For the last three years, the City of Park Hills has been contracting with Covington Catholic High School to provide a school resource officer from the city’s police department. That officer is Ted Edgington.
The contract stipulates that Covington Catholic pay the salary and benefits, and the city pay for his training, car, and uniforms. The contract for last year set the salary and benefits at $40,266, and the new contract will be for $56,186.
“This is for the salary and benefits we discussed,” Park Hills Mayor Kathy Zembrodt said, referring to the negotiations with Covington Catholic. “If the diocese wants to contribute to the effort, that is between them and Covington Catholic. The amount in the contract is what we agreed to as salary and benefits for the SRO.”
At its regular meeting last week, Park Hills City Council approved entering into a memorandum of understanding with Covington Catholic for this school year.
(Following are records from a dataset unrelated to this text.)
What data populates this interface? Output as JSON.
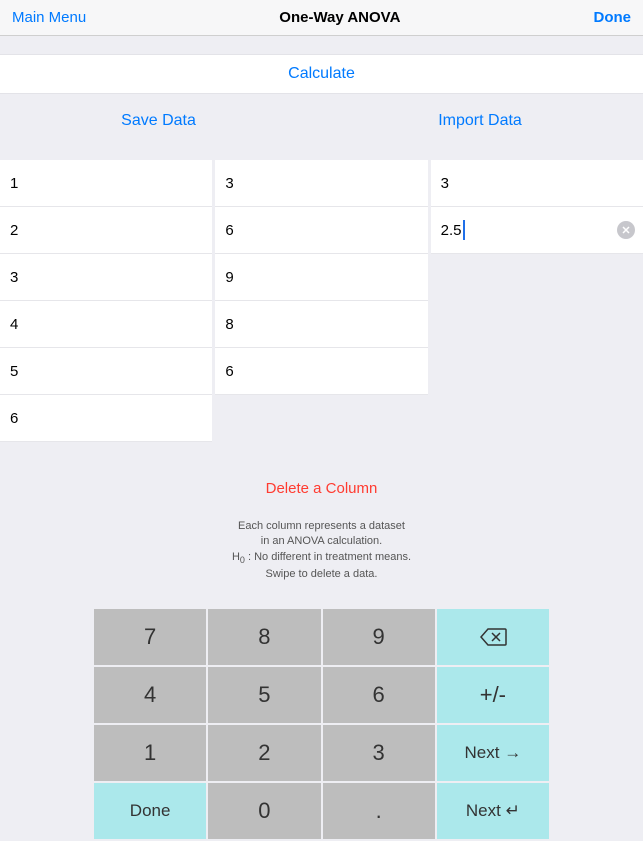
{
  "nav": {
    "left": "Main Menu",
    "title": "One-Way ANOVA",
    "right": "Done"
  },
  "calculate": "Calculate",
  "actions": {
    "save": "Save Data",
    "import": "Import Data"
  },
  "columns": [
    [
      "1",
      "2",
      "3",
      "4",
      "5",
      "6"
    ],
    [
      "3",
      "6",
      "9",
      "8",
      "6"
    ],
    [
      "3",
      "2.5"
    ]
  ],
  "editing": {
    "col": 2,
    "row": 1
  },
  "deleteColumn": "Delete a Column",
  "help": {
    "l1": "Each column represents a dataset",
    "l2": "in an ANOVA calculation.",
    "l3a": "H",
    "l3b": "0",
    "l3c": " : No different in treatment means.",
    "l4": "Swipe to delete a data."
  },
  "keypad": {
    "k7": "7",
    "k8": "8",
    "k9": "9",
    "k4": "4",
    "k5": "5",
    "k6": "6",
    "pm": "+/-",
    "k1": "1",
    "k2": "2",
    "k3": "3",
    "nextR": "Next →",
    "done": "Done",
    "k0": "0",
    "dot": ".",
    "nextE": "Next ↵"
  }
}
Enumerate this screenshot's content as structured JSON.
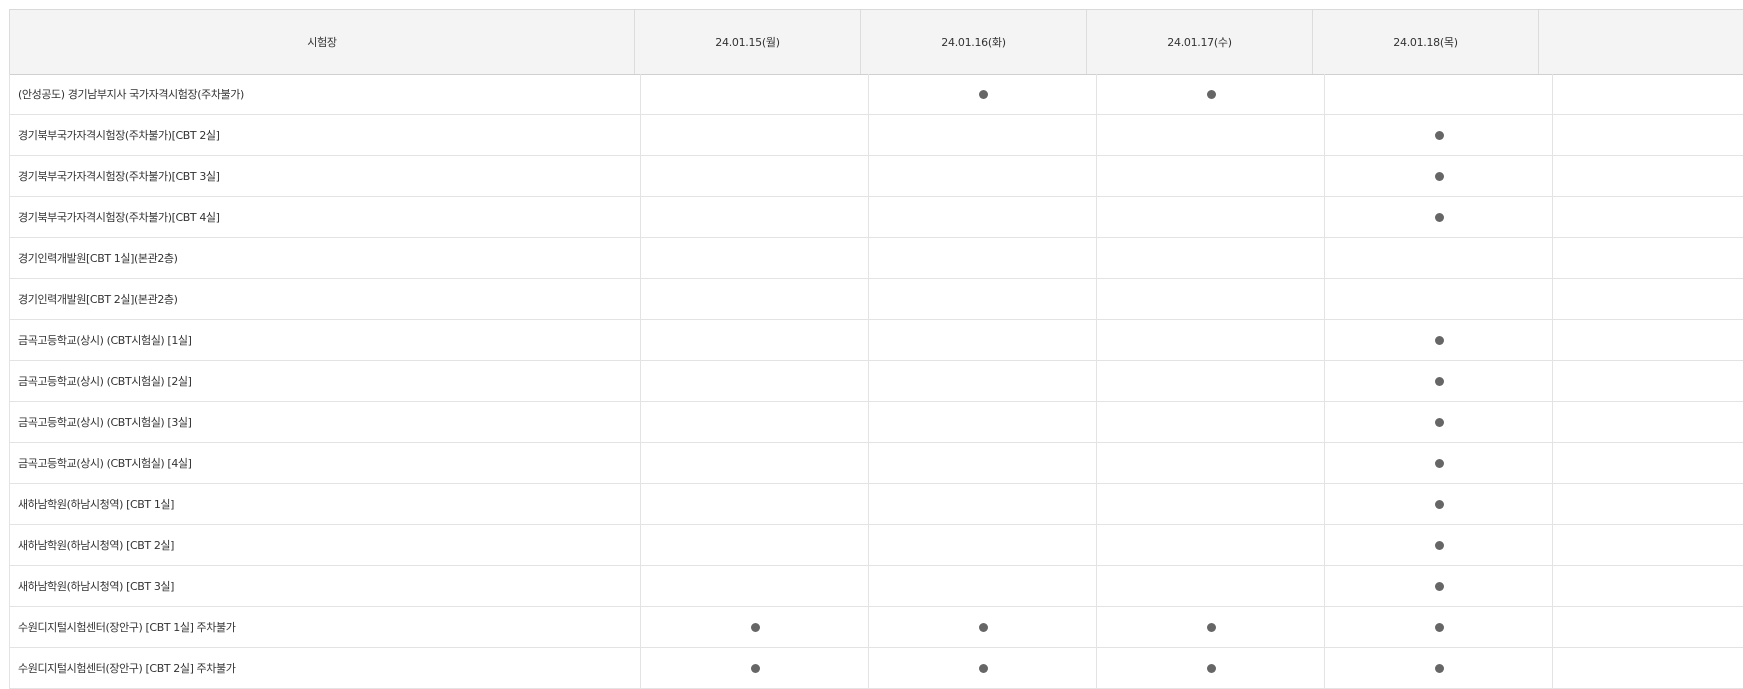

Mayor Zembrodt asked Police Chief Cody Stanley to reiterate the terms of the contract to council.
“I had an email from the diocese and they’re going to pay so much of the salary and some benefits,” Stanley said. “We are providing a car, training expenses and uniforms.”
He went on to explain that the training is a week that is done every year in the summer, so it has already been completed for this year. Stanley said the uniforms are negligible in terms of cost because they are printed polo shirts.
Councilman Kevin Downes asked at the meeting about the car that the SRO will use.
Stanley said the diocese is paying for the SRO to be the resource officer for all the Catholic schools in the diocese. That would mean some schools in Campbell County, as well as schools in Boone County and in Kenton County.
Downes asked if he was going to keep track of the mileage. Stanley said he wasn’t planning on it.
“I would be surprised if he puts more than 500 miles a year on it,” Stanley said. “What we are covering is miniscule in the grand scheme of things. Besides, Officer Edgington tends to use his own car. We just assign him one of our older cars.”
He assured Downes that if it became an issue he would address it.
Downes said he didn’t think it was ‘nothing’ but commented that the contract has been signed.
Zembrodt said that it was her understanding that the diocese wants officer Edgington to go around to other Catholic schools once or twice a year make sure they have a plan in place and are prepared in case they should have an incident.
“We do want Officer Edgington to go around to our schools at least one time and do a site assessment to make sure the safety protocols are up to date and being observed,” said Kendra McGuire, superintendent of schools at the Diocese of Covington. “He will also be a point of contact so that if schools have a question about anything, they can reach out to him. Already it has been fantastic. He has contacted other officers where the schools are located, and some areas have an adopt-a-cop program where the officer makes visits to the schools. Presence is very important, and building relationships is important as well.”
The diocese has 37 schools, 9 high schools and 28 elementary schools. Two of the schools are in more eastern counties with one in Mason County and one in Harrison County. McGuire said although Edgington will be stationed at Covington Catholic, the diocese wants all their schools to be as prepared as possible.
“I am very grateful to Chief Cody Stanley for allowing Officer Edgington to have more flexibility to be able to cover all of our schools,” McGuire said. “If we had to put an officer in every one of our schools, the cost would have been prohibitive. This will have a tremendous impact for safety and we will want to continue it.”
Following legislation adopted earlier this year by the state legislature, all public schools are required to have a school resource officer on campus. The law does not apply to private schools like those in the diocese.
Park Hills doesn’t have any public schools in its city limits, but is home to two Catholic high schools.
“The diocese is just paying for protection for their schools,” Zembrodt said. “But the bottom line is, the contract is a contract. It has no God in it, there are no Bible words in it. If someone is climbing around on the roof of a school in our city getting ready to attack, who will respond? We will, of course. It is our duty to protect people in our city.”
Councilmember Pam Spoor said she was pleased with the decision.
“I am really proud that Park Hills has stepped up, and we’re keeping our kids safe,” she stated.
Edgington was a police officer in Covington for 20 years, and then spent two years as an SRO at Woodland Middle School in Taylor Mill.
“From the time I started being an SRO, I knew that this is what I want to do,” Edgington said. “I love my job, I sure do. These kids are a good generation to be around.”
He said he thinks Kendra McGuire is a fantastic superintendent who is searching for a way to make her schools safer.
“I have been to about ten of schools so far and have done a site assessment on six of them,” he said. “My plan is to visit each school at least one time, and I can do programs, such as the gatekeeper presentation, to help the people who answer the door know what to do and what not to do, as well as other programs.”
He said he has known Chief Stanley all of his life and is glad that the chief is allowing him the leeway to be able to touch base with all the schools in the diocese.
“We are all on board with this,” he said. “Everyone is doing the best we can.”